No strike on Iran at this time: Israel

No strike on Iran at this time: Israel

No strike on Iran at this time: Israel

US Defense Secretary Leon Panetta and his Israeli counterpart Ehud Barak are seen in this photo. AP photo

Israel does not want to take military action against Iran over its nuclear program at this point, but at some point may have no other option, Israel’s defense minister said yesterday.

Israel at this point did not intend to launch a strike against Iranian nuclear facilities, but retained the option as a “last resort,” Defense Minister Ehud Barak told Israel Radio. “We don’t need unnecessary wars. But we definitely might be put to the test,” he said.

He said he hoped that sanctions and diplomacy would pressure the Iranian leadership to abandon its suspected nuclear weapons program, but did not expect that to happen.

Barak also suggested that Israel might not alert world powers before embarking on a strike in a response to the top U.S military officer’s remarks. “Israel is a sovereign state and it is the government of Israel, the Israeli army and security forces who are responsible for Israel’s security, future and survival,” Associated Press quoted Barak as saying.

The top U.S. military officer told Reuters on Nov. 30, he did not know whether Israel would alert the United States ahead of time if it decided to take military action against Iran. General Martin Dempsey, the chairman of the Joint Chiefs of Staff, also acknowledged differences in perspective between the United States and Israel over the best way to handle Iran and its nuclear program. He said the United States was convinced that sanctions and diplomatic pressure was the right path to take on Iran, along with “the stated intent not to take any options off the table” - language that leaves open the possibility of future military action.

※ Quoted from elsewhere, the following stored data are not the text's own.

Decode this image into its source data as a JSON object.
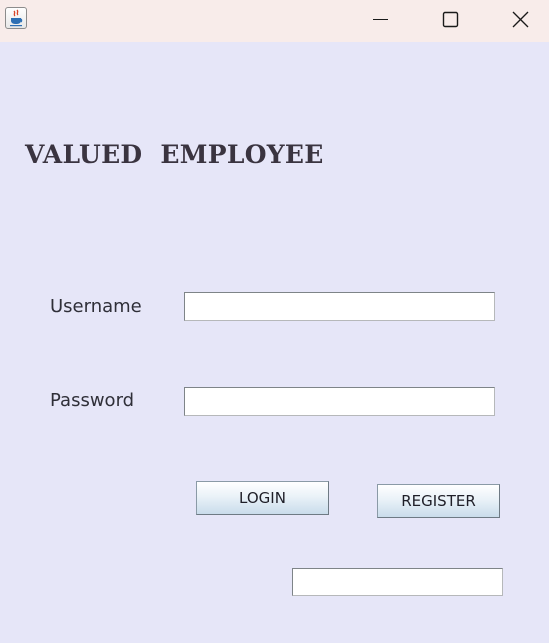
{
  "window": {
    "icon": "java-cup-icon",
    "controls": {
      "minimize": "minimize-icon",
      "maximize": "maximize-icon",
      "close": "close-icon"
    }
  },
  "form": {
    "heading": "VALUED  EMPLOYEE",
    "username_label": "Username",
    "username_value": "",
    "password_label": "Password",
    "password_value": "",
    "login_label": "LOGIN",
    "register_label": "REGISTER",
    "status_value": ""
  },
  "colors": {
    "background": "#e6e6f8",
    "titlebar": "#f8ecea",
    "heading_text": "#3a3440"
  }
}
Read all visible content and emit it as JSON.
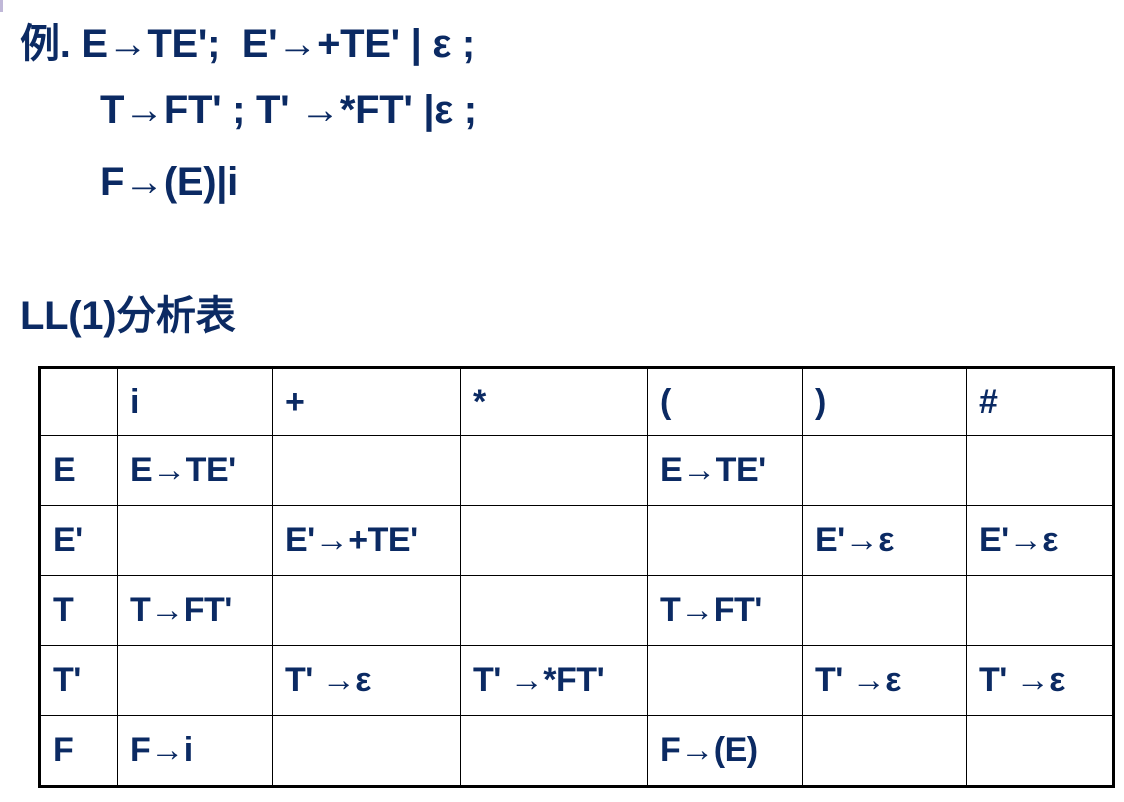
{
  "grammar": {
    "lines": [
      "例. E→TE';  E'→+TE' | ε ;",
      "T→FT' ; T' →*FT' |ε ;",
      "F→(E)|i"
    ]
  },
  "table_title": "LL(1)分析表",
  "table": {
    "header": [
      "",
      "i",
      "+",
      "*",
      "(",
      ")",
      "#"
    ],
    "rows": [
      [
        "E",
        "E→TE'",
        "",
        "",
        "E→TE'",
        "",
        ""
      ],
      [
        "E'",
        "",
        "E'→+TE'",
        "",
        "",
        "E'→ε",
        "E'→ε"
      ],
      [
        "T",
        "T→FT'",
        "",
        "",
        "T→FT'",
        "",
        ""
      ],
      [
        "T'",
        "",
        "T' →ε",
        "T' →*FT'",
        "",
        "T' →ε",
        "T' →ε"
      ],
      [
        "F",
        "F→i",
        "",
        "",
        "F→(E)",
        "",
        ""
      ]
    ]
  }
}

Meanwhile, U.S. President Barack Obama defended his policy toward Israel Nov. 30 at a political fundraiser. Obama, who has been criticized by some of Israel’s U.S. supporters for being tough on a close ally and has had strained ties with Israeli Prime Benjamin Netanyahu, offered strong assurances of his commitment to Israel’s security.

“I try not to pat myself too much on the back, but this administration has done more for the security of the state of Israel than any previous administration,” Obama said. “We don’t compromise when it comes to Israel’s security ... and that will continue.”